Google has responded to this criticism by indicating that it would exclude “sensitive” categories, including race, religion and sexual orientation, a policy that has raised even further concerns and debate.
“Whether a behavior is ‘sensitive’ varies wildly across people,” a blog entry on the pro-privacy browser Brave pointed out in their announced opposition to the technology. “One’s mom may not find her interest in “women’s clothes” a private part of her identity, but one’s dad might (or might not! but, plainly, Google isn’t the appropriate party to make that choice).”
Others have raised concerns about the way Google has implemented and tested the technology. The company simply added FLoC to Chrome web browsers installed on “a small percentage of users” without informing them, or allowing them to opt out.
What does a “small percentage” look like in real life?
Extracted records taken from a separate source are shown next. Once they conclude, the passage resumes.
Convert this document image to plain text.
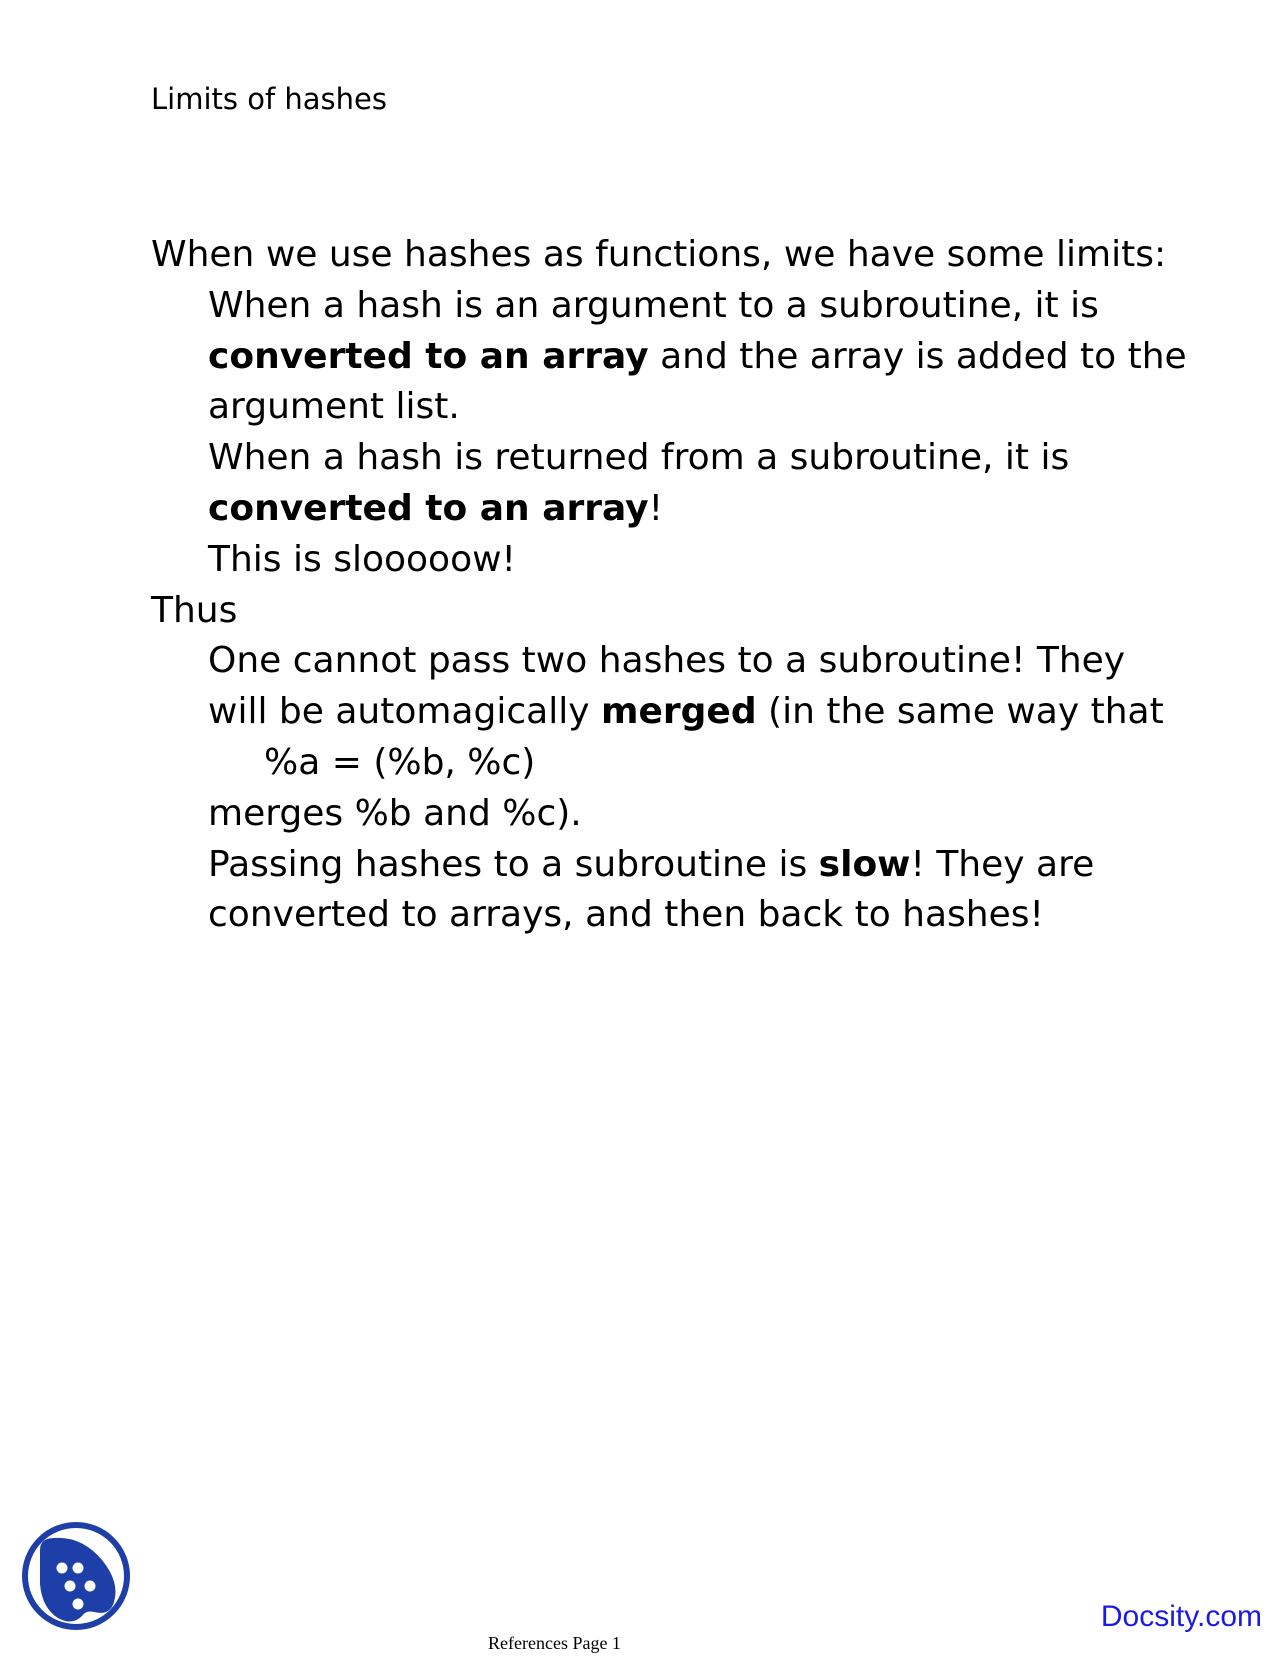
Limits of hashes
When we use hashes as functions, we have some limits:
When a hash is an argument to a subroutine, it is
converted to an array and the array is added to the
argument list.
When a hash is returned from a subroutine, it is
converted to an array!
This is slooooow!
Thus
One cannot pass two hashes to a subroutine! They
will be automagically merged (in the same way that
%a = (%b, %c)
merges %b and %c).
Passing hashes to a subroutine is slow! They are
converted to arrays, and then back to hashes!
Docsity.com
References Page 1
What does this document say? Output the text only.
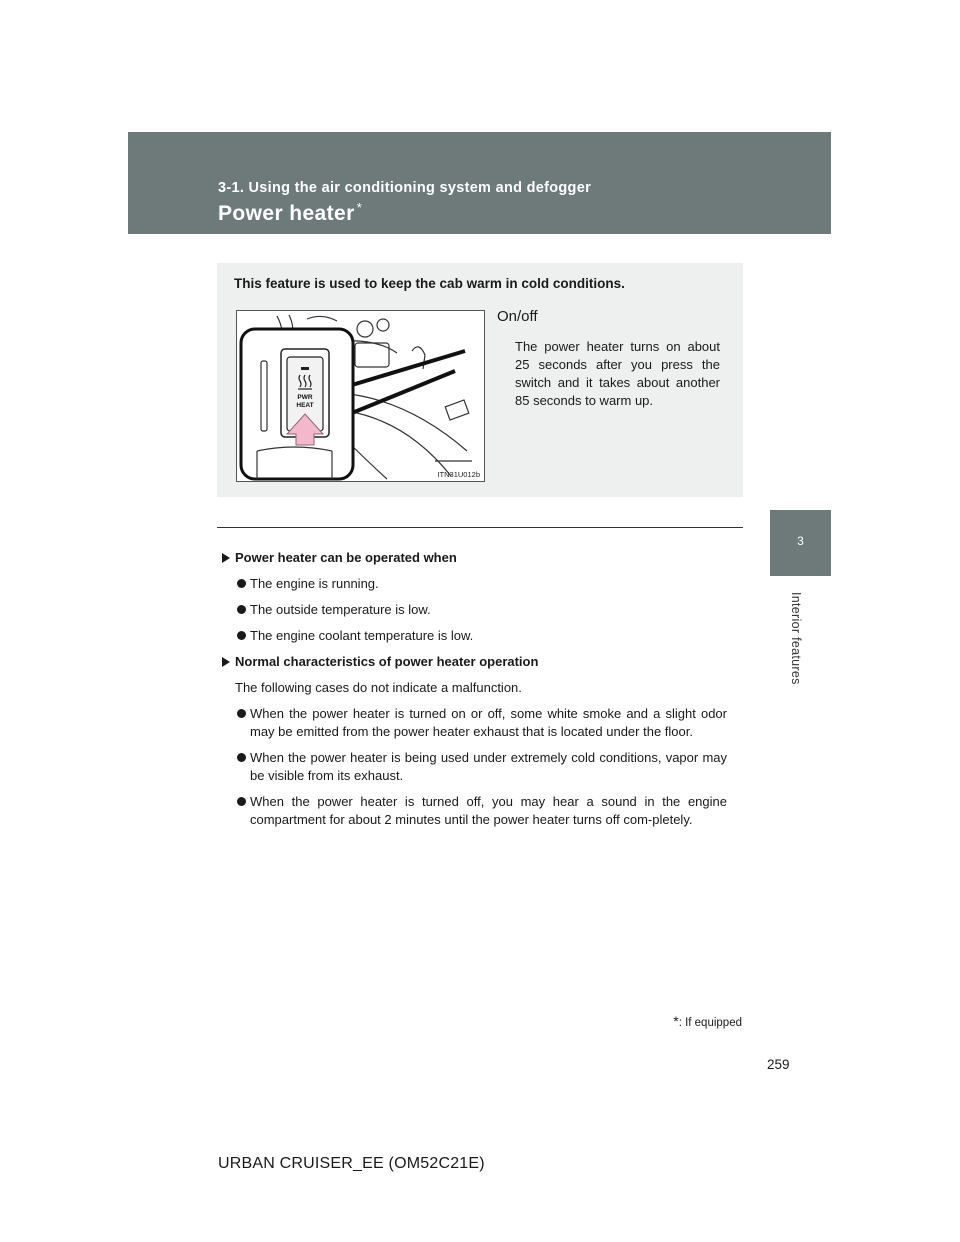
3-1. Using the air conditioning system and defogger
Power heater *
3
Interior features
This feature is used to keep the cab warm in cold conditions.
PWR
HEAT
ITN31U012b
On/off
The power heater turns on about 25 seconds after you press the switch and it takes about another 85 seconds to warm up.
Power heater can be operated when
The engine is running.
The outside temperature is low.
The engine coolant temperature is low.
Normal characteristics of power heater operation
The following cases do not indicate a malfunction.
When the power heater is turned on or off, some white smoke and a slight odor may be emitted from the power heater exhaust that is located under the floor.
When the power heater is being used under extremely cold conditions, vapor may be visible from its exhaust.
When the power heater is turned off, you may hear a sound in the engine compartment for about 2 minutes until the power heater turns off com-pletely.
*: If equipped
259
URBAN CRUISER_EE (OM52C21E)
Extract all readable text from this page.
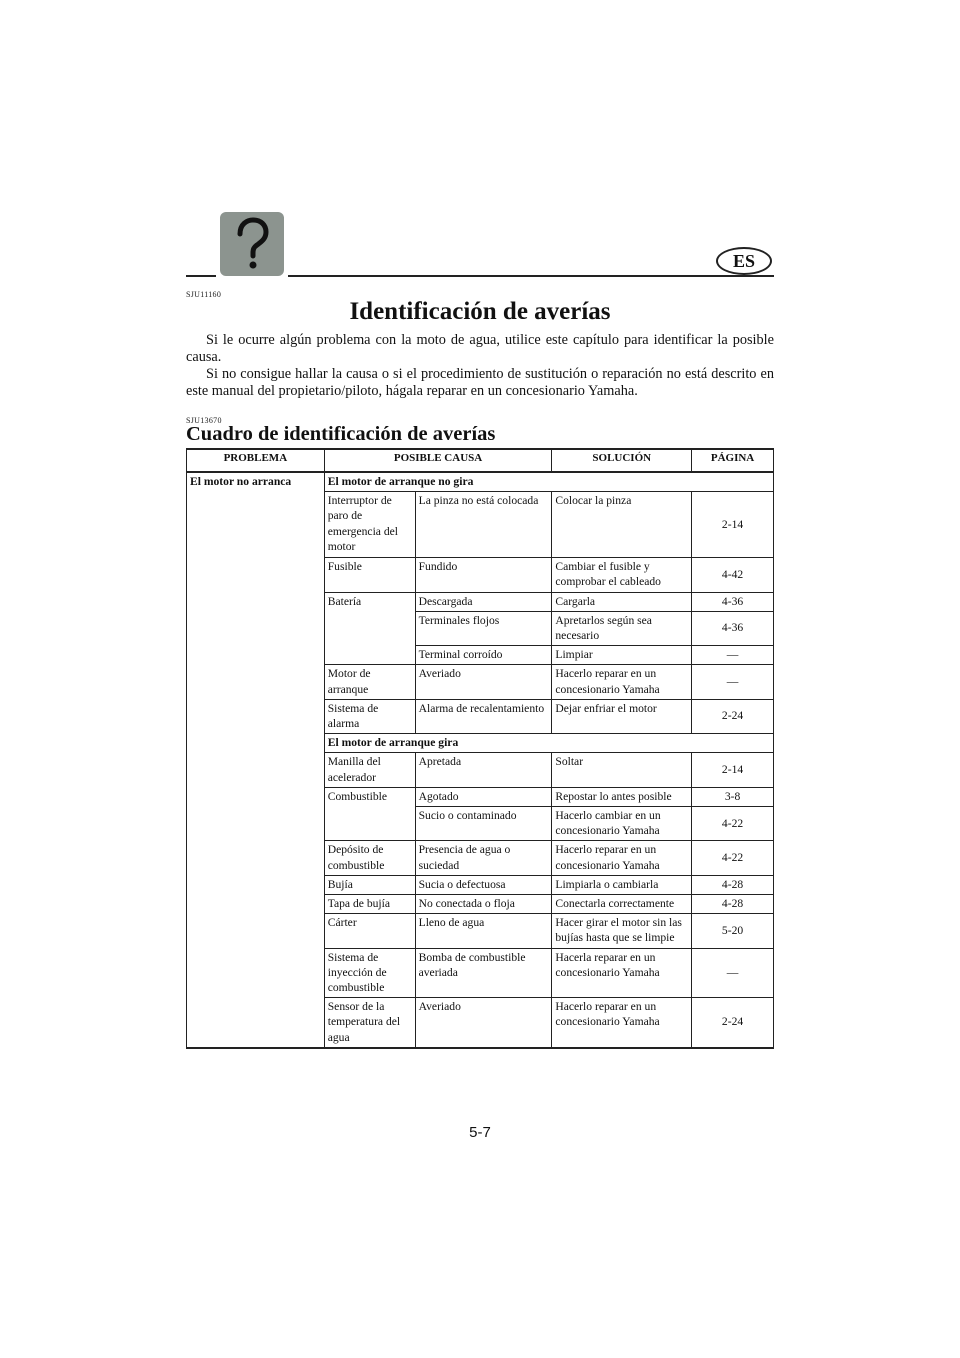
ES
SJU11160
Identificación de averías

Si le ocurre algún problema con la moto de agua, utilice este capítulo para identificar la posible causa.

Si no consigue hallar la causa o si el procedimiento de sustitución o reparación no está descrito en este manual del propietario/piloto, hágala reparar en un concesionario Yamaha.

SJU13670
Cuadro de identificación de averías
PROBLEMA	POSIBLE CAUSA		SOLUCIÓN	PÁGINA
El motor no arranca	El motor de arranque no gira			
	Interruptor de paro de emergencia del motor	La pinza no está colocada	Colocar la pinza	2-14
	Fusible	Fundido	Cambiar el fusible y comprobar el cableado	4-42
	Batería	Descargada	Cargarla	4-36
		Terminales flojos	Apretarlos según sea necesario	4-36
		Terminal corroído	Limpiar	—
	Motor de arranque	Averiado	Hacerlo reparar en un concesionario Yamaha	—
	Sistema de alarma	Alarma de recalentamiento	Dejar enfriar el motor	2-24
	El motor de arranque gira			
	Manilla del acelerador	Apretada	Soltar	2-14
	Combustible	Agotado	Repostar lo antes posible	3-8
		Sucio o contaminado	Hacerlo cambiar en un concesionario Yamaha	4-22
	Depósito de combustible	Presencia de agua o suciedad	Hacerlo reparar en un concesionario Yamaha	4-22
	Bujía	Sucia o defectuosa	Limpiarla o cambiarla	4-28
	Tapa de bujía	No conectada o floja	Conectarla correctamente	4-28
	Cárter	Lleno de agua	Hacer girar el motor sin las bujías hasta que se limpie	5-20
	Sistema de inyección de combustible	Bomba de combustible averiada	Hacerla reparar en un concesionario Yamaha	—
	Sensor de la temperatura del agua	Averiado	Hacerlo reparar en un concesionario Yamaha	2-24
5-7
“Take into account that nearly-ancient estimates (circa 2016) put active Google Chrome users around 2 billion [which means] that the FLoC trial could affect up to 100 million people,” wrote David Ruiz of Malwarebytes. “That is an enormous number of people to subject to a data analysis experiment without their prior consent.”
Does the opposition to FLoC matter?
While Apple, Microsoft, Mozilla, Vivaldi, Brave and others have expressed opposition to the technology, Google’s online search dominance, combined with its advertising, web content, and web browser market are significant. Even if Google were the only Big Tech company supporting FLoC, its implementation there would likely still make FLoC the new standard.
Privacy considerations for FLoC notwithstanding, third-party cookie tracking has been widely abused by advertisers and data mining firms, and meanwhile much of the current ecosystem of the web needs that whizbang to generate revenue. As third-party cookies are phased out, FLoC-based advertising models will be a failsafe for many sites.
The nascent market dominance of FLoC may depend on a lack of public awareness. Companies that rely on privacy-invasive technology need to steer consumers away from the sausage factory if they want to keep selling salami. If we get the word out, FLoC can be calibrated to make sense not only for Google, but for the billions of people who are affected by the decisions that company makes.